Related-party investment levels vary widely across these groups, from roughly 12% of assets at Athene to more than 40% at some peers, based on year-end 2024 statutory filings, a spread that has itself become a point of regulatory debate over how affiliated exposure should be measured and capitalized.
Suzanne Williams, chief executive of the Bermuda International Long-Term Insurers and Reinsurers, has described the scrutiny as part of normal market development, arguing regulators are simply seeking clarity as the sector evolves and that responsibility for policyholder protection sits with the jurisdiction of the ceding company.
The trend has drawn sustained NAIC attention.

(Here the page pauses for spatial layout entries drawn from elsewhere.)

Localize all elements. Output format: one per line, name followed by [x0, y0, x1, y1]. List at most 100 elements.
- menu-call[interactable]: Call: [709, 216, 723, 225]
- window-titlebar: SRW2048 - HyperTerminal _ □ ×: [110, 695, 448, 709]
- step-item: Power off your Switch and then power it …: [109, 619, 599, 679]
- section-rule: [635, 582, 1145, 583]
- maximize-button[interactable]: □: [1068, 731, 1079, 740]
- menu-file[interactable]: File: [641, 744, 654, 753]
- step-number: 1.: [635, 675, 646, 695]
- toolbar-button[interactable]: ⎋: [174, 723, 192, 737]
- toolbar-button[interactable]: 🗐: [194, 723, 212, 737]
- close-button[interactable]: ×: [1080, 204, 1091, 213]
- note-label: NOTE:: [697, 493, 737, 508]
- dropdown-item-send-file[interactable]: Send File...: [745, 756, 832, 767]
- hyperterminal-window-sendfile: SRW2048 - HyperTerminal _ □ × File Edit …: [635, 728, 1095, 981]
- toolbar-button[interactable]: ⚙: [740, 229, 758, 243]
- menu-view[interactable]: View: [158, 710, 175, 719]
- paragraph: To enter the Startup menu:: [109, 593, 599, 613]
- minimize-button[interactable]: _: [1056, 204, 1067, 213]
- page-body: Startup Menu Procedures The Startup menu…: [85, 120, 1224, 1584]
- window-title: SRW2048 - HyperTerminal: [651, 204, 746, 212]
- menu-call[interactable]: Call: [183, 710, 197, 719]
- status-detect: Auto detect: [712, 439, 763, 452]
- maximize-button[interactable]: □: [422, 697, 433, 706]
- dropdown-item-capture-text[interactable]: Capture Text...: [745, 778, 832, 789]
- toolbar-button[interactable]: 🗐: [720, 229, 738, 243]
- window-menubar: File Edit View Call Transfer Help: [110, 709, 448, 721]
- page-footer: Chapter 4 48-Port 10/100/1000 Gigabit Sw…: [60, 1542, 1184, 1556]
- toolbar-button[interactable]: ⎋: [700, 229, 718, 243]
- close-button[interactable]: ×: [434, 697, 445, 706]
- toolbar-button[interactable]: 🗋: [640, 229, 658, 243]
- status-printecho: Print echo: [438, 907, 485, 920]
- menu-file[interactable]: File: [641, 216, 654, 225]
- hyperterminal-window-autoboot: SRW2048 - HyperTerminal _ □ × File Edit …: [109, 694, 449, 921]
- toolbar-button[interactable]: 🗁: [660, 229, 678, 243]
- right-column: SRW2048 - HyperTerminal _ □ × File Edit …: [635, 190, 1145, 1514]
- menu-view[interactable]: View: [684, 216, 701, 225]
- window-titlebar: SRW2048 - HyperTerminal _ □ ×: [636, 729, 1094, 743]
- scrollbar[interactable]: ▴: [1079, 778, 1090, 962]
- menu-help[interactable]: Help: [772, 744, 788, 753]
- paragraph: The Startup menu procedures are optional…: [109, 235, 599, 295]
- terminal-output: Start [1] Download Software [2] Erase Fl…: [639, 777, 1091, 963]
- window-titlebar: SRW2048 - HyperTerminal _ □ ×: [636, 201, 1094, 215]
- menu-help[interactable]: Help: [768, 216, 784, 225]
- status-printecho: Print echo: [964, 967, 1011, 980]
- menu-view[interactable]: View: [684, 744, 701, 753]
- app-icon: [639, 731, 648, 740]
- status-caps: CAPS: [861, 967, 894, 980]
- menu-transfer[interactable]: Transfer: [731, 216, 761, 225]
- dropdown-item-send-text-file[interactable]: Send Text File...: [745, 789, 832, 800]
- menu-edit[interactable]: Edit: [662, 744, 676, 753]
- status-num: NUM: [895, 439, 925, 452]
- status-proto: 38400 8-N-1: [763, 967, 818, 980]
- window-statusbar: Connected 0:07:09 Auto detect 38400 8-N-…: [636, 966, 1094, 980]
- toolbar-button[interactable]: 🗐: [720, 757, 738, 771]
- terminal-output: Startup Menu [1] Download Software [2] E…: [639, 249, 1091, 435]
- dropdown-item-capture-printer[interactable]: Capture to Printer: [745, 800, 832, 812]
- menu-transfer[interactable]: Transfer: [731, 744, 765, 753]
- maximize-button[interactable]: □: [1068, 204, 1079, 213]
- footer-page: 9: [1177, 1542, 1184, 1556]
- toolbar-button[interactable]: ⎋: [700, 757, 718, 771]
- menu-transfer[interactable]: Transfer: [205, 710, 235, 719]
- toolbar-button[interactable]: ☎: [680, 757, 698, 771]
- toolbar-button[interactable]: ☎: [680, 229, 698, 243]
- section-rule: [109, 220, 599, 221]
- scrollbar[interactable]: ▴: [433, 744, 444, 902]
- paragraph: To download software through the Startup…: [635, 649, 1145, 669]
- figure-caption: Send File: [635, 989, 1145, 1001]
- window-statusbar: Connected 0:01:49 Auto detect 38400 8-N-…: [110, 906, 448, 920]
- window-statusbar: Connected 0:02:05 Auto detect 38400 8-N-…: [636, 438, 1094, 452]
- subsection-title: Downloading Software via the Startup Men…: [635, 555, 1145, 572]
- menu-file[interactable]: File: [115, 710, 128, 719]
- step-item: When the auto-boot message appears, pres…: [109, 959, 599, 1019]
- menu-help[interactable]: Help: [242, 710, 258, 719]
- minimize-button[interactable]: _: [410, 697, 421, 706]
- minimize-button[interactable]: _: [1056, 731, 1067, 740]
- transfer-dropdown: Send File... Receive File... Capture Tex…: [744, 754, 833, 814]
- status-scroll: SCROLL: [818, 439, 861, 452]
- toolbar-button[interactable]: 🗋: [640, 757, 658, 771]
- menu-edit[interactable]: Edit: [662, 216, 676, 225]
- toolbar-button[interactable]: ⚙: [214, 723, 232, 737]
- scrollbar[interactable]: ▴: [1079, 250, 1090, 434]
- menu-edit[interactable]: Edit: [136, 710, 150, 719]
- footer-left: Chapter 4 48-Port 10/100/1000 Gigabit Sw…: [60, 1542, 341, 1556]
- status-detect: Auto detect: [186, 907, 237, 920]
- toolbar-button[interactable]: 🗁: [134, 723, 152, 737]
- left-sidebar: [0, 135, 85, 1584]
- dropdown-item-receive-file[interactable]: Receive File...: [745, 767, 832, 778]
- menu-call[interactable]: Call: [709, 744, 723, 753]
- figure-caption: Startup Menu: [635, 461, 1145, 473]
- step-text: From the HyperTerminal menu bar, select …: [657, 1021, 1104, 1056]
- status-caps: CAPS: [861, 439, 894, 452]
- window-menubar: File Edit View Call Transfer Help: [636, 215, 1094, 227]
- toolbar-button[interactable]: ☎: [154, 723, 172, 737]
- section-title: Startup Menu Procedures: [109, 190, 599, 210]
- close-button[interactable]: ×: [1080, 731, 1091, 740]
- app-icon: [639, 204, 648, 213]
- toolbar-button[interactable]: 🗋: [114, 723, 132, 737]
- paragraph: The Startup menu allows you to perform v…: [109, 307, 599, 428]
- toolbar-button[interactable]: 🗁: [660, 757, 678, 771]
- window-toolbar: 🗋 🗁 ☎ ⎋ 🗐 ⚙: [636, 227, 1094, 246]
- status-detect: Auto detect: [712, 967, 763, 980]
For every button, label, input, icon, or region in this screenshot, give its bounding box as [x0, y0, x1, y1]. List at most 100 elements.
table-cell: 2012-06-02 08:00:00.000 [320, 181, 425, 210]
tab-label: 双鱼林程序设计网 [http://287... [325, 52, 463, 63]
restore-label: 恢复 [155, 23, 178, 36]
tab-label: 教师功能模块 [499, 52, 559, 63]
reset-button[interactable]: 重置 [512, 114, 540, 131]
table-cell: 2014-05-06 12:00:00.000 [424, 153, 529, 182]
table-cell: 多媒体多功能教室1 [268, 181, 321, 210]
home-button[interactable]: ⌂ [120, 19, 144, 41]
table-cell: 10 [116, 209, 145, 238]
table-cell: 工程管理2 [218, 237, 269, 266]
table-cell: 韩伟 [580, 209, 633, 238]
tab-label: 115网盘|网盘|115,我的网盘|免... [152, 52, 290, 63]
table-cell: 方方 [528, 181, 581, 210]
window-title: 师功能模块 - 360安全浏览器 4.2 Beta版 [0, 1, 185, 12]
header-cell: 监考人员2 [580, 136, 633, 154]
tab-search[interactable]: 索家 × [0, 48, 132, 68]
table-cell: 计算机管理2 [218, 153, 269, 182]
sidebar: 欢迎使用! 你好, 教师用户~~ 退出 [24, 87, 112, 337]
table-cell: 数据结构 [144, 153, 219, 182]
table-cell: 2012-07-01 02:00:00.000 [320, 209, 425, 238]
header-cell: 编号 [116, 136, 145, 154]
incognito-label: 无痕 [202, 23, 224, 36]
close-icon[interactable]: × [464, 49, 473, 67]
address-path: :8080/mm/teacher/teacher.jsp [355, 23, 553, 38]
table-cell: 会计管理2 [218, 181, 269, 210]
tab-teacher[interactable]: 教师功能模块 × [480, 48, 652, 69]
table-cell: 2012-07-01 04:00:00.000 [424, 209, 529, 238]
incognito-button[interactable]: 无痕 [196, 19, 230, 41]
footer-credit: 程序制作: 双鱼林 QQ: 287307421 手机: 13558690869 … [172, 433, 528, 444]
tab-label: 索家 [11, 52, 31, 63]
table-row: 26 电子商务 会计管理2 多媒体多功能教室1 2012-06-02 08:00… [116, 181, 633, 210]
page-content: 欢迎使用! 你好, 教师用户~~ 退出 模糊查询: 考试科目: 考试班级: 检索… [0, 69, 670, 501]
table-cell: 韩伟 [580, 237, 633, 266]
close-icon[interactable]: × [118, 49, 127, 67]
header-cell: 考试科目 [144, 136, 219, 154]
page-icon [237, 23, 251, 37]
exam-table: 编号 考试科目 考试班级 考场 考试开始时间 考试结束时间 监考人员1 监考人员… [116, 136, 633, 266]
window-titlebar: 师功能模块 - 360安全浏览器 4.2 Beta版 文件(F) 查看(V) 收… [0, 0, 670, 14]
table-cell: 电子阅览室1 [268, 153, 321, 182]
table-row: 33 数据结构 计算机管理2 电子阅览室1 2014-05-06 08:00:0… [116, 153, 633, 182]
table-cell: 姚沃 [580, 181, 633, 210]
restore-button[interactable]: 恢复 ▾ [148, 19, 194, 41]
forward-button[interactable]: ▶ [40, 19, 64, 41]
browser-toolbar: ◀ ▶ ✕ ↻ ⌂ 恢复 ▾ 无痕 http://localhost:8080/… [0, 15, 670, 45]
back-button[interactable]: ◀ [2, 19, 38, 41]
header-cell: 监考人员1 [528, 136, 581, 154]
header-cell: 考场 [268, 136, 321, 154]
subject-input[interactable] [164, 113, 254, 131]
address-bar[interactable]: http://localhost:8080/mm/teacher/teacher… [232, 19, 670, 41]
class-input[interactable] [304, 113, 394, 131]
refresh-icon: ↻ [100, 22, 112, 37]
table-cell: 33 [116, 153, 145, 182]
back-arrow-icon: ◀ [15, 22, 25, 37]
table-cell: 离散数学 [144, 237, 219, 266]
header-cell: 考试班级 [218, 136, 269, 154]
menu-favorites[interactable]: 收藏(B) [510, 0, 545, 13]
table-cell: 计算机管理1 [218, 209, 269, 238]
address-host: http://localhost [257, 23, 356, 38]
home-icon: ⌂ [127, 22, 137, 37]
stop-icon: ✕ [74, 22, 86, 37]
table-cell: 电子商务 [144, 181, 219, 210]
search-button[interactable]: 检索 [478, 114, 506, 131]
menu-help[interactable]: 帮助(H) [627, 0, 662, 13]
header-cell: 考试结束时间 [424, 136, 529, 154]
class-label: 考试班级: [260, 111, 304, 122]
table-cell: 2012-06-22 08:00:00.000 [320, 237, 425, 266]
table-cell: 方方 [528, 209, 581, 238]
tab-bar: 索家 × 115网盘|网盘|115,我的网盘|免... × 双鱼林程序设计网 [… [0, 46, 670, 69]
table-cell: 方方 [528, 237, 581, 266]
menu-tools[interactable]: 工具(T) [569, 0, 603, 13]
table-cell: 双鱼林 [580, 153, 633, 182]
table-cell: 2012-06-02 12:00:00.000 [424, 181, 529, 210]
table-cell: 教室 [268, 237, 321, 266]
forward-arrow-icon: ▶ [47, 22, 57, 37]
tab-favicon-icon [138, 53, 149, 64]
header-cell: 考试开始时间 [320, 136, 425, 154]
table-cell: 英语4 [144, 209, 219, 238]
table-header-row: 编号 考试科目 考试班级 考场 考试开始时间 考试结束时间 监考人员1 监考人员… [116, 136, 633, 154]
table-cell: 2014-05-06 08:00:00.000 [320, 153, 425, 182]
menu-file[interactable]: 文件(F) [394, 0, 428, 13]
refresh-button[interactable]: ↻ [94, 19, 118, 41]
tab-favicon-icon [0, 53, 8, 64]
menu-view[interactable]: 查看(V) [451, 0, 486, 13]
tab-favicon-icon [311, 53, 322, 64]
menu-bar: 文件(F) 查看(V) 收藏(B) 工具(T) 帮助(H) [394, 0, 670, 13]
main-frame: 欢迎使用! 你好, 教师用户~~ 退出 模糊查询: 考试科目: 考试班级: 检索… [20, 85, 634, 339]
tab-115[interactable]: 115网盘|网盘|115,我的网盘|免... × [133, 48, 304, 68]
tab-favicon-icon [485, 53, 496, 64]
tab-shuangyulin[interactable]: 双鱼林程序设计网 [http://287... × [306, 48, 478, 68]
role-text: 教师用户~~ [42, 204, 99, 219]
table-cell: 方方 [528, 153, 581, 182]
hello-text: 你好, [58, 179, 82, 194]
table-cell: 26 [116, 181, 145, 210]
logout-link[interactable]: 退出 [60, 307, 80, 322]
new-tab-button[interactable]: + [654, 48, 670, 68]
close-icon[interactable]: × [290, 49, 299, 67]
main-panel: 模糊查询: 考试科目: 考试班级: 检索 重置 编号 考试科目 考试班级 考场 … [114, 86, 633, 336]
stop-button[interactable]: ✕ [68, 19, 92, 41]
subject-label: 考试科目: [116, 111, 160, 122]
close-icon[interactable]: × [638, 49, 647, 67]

The regulator first issued guidance on private equity ownership of insurers in the mid-2010s and has continued expanding its oversight since, including Actuarial Guideline 55, adopted in August 2025, which requires insurers to test the adequacy of reinsurance ceded offshore or to captives, and a revised bond definition framework giving the NAIC's Securities Valuation Office greater authority to challenge ratings assigned to complex private assets.
Those reforms have taken on new urgency this year. US life insurers now hold roughly $807 billion in private credit and illiquid investments, up from $685 billion in 2024, and NAIC president Scott White has named portfolio transparency a top regulatory priority for 2026.
Against that backdrop of scrutiny, ALIRT's report addresses a recurring industry concern directly: policyholder protections do not change with ownership, and legal claims for policy benefits remain tied to the issuing insurer rather than the parent company.
Regardless of a company's ownership structure, ultimate claims-paying ability lies with the issuing carrier.
ALIRT's report concludes that privately-owned insurers are driving growth and innovation in the sector, even as their strategies introduce new risks around investment complexity and liquidity.
Regulatory bodies continue to monitor these developments, but no major legal or regulatory changes have, so far, deterred the activity of private groups in the US life insurance market.